Bioengineering and Floodplain Restoration Projects on the Russian and Napa Rivers Tour
Field Tour Coordinators:
Evan Engber, Bioengineering Associates
Jorgen Blomberg, ESA PWA
Tour Overview
Bioengineering Associates started the day with an overview of bioengineering techniques and a tour of two bioengineering restoration projects on the Russian River including the Asti winery and the Odd Fellows Recreation Club six miles upstream of Guerneville. The Odd Fellows project won the American Fisheries Society – Western Division – 2014 Award of Excellence in Riparian Management. These two sites feature a large number of bioengineering techniques used to rebuild large, damaged riparian areas including live willow brush mattresses; boulder, gravel and live willow brushlayer lifts; live willow staking; coir wrapped soil and live willow brushlayer lifts; live woven willow walls; as well as live willow vegetated boulder deflectors, siltation baffles used to restore a destroyed riparian flood terrace at Asti.
In the afternoon, ESA PWA led a tour of the Napa River Restoration Rutherford Reach project. The project was designed to protect and enhance fish and wildlife habitat, reduce bank erosion, enhance flood management, reduce Pierce’s disease pressure on vineyards and provide ongoing education about the Napa River and its watershed along the Rutherford Reach in Napa, California.
This project is one of the most ambitious agricultural landowner-initiated ecosystem restoration projects to date in California. The project enhances approximately 4.5 miles of habitat for endangered Chinook salmon and steelhead trout, using a combination of selective grading to create inset floodplain benches, instream structures (unanchored large woody debris), berm setbacks and invasive plant removal and native species revegetation.
The tour highlighted how integrated design elements function to restore physical and biologic processes to the Napa River.

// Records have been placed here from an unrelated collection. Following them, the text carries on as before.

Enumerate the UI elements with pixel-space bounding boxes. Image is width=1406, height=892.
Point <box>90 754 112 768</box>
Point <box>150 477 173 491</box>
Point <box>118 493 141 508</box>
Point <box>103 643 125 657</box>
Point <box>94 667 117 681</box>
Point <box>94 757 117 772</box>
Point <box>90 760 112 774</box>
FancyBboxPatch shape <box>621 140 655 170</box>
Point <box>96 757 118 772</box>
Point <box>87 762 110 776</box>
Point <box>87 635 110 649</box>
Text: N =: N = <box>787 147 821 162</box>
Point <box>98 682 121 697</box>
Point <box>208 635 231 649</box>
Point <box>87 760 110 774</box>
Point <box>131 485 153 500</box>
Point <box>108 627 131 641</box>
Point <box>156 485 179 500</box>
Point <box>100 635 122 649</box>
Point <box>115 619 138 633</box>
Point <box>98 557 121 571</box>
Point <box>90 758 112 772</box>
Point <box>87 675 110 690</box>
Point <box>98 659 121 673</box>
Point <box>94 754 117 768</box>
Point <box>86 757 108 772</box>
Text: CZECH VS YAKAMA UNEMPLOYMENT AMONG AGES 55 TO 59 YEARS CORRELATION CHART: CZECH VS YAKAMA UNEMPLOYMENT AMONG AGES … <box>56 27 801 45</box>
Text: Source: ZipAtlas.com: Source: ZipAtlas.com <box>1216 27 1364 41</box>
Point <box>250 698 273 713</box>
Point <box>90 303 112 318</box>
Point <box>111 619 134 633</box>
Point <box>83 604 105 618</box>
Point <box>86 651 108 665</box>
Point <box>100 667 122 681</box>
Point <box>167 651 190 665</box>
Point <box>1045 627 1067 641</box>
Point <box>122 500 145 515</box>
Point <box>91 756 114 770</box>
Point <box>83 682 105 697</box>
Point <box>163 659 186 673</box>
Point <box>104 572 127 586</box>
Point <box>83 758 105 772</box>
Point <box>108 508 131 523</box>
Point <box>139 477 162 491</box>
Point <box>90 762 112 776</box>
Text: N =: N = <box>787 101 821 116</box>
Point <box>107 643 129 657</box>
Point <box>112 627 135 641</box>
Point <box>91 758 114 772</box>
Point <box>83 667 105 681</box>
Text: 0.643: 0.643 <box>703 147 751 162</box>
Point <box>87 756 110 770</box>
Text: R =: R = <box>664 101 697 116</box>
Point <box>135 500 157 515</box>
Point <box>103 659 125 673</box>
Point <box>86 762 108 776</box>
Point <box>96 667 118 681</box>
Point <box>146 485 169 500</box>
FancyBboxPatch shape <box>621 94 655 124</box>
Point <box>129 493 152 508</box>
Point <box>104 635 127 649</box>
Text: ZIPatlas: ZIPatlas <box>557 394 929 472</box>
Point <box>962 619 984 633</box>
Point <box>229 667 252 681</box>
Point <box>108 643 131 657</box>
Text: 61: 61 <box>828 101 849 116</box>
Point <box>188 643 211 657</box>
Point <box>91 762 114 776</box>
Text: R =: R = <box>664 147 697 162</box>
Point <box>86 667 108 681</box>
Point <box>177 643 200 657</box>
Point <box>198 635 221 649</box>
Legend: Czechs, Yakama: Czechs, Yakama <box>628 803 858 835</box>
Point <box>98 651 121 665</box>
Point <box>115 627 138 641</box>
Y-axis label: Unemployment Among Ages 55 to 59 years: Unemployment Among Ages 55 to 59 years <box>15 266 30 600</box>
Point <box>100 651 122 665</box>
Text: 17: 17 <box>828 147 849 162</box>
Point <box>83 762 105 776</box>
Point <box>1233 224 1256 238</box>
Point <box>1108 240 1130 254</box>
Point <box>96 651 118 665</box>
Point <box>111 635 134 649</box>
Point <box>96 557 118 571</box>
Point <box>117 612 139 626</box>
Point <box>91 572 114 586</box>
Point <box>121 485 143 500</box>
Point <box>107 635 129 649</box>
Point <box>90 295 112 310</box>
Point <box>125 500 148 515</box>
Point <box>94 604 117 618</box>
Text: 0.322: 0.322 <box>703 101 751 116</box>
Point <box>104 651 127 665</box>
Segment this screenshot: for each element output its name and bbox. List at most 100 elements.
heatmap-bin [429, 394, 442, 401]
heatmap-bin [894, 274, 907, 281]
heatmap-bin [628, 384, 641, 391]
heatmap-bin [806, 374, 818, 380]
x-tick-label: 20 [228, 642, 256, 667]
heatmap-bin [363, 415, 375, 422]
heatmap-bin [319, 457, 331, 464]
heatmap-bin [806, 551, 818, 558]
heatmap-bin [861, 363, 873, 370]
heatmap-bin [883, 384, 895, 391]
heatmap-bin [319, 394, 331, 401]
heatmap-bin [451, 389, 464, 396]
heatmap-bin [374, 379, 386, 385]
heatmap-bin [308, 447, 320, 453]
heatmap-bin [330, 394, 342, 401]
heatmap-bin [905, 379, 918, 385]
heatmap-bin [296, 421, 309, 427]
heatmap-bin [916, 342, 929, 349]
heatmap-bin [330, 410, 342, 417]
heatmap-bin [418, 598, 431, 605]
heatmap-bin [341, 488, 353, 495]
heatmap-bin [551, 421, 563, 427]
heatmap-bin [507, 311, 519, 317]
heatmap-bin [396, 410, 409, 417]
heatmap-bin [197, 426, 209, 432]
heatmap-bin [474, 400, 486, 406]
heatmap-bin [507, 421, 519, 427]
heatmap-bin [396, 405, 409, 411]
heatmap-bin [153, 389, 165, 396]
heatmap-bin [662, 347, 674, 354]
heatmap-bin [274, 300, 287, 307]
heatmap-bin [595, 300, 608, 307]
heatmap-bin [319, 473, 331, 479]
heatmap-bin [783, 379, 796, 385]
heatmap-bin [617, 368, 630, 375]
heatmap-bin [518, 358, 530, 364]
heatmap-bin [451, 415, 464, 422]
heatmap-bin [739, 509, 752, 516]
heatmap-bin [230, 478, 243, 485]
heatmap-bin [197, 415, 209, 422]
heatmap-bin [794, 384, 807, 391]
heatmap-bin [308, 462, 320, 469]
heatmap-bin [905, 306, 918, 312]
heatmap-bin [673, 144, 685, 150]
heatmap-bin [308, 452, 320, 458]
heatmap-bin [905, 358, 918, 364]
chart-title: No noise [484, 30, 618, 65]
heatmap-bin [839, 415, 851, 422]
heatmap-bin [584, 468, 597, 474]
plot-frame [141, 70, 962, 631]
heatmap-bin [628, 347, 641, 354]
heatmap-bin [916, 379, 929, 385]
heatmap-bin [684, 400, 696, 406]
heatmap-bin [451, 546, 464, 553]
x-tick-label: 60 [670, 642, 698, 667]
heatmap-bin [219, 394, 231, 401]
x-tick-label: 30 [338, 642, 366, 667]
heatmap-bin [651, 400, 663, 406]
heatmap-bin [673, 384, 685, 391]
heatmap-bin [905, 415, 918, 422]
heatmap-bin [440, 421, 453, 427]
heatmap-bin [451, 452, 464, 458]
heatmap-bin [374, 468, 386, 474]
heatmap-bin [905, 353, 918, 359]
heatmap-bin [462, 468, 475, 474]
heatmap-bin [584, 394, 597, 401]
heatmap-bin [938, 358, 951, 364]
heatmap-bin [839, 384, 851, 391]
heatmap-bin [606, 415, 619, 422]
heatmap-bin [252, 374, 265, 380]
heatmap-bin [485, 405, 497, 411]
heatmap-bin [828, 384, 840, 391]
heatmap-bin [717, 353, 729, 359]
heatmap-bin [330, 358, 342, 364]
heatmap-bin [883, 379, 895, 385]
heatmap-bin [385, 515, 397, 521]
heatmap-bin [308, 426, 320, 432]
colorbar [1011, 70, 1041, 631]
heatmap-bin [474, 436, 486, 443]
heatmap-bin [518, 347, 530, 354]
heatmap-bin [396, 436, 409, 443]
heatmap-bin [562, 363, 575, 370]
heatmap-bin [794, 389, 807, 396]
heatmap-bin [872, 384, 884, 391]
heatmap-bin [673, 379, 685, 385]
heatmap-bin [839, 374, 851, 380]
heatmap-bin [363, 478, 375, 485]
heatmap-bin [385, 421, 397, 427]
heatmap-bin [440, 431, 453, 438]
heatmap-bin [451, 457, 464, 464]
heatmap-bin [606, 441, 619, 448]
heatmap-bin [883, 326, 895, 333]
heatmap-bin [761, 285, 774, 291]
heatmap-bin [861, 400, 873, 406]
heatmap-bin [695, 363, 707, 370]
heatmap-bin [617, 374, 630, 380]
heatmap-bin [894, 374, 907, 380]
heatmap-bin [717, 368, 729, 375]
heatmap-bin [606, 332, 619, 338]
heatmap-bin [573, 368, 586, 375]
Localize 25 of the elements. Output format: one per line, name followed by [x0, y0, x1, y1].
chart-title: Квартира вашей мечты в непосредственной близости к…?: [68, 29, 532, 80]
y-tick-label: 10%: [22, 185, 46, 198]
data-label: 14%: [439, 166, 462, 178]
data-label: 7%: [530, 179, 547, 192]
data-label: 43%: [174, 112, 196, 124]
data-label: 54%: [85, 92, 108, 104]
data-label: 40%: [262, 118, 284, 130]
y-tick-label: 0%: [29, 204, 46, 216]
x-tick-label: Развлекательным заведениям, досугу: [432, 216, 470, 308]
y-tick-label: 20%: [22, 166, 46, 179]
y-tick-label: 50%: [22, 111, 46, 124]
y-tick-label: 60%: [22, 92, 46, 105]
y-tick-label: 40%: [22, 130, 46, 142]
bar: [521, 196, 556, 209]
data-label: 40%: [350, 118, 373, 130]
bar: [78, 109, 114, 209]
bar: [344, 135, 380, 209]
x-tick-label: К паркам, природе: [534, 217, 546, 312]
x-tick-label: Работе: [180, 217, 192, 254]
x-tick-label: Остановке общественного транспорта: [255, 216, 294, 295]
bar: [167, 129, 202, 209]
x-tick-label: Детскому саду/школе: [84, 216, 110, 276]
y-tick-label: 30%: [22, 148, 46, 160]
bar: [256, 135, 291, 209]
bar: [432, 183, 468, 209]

The floodplain benches, large woody debris structures, biotechnical stabilization, native revegetation and buried boulder grade control will enhance existing hydraulic, geomorphic and depositional processes associated with riffle/pool maintenance and development, refugia and establishment of native riparian vegetation. Enhancement of the physical processes throughout the reach will help sustain riffles over time and potentially improve spawning substrate and habitat conditions for multiple life-stages of salmonids.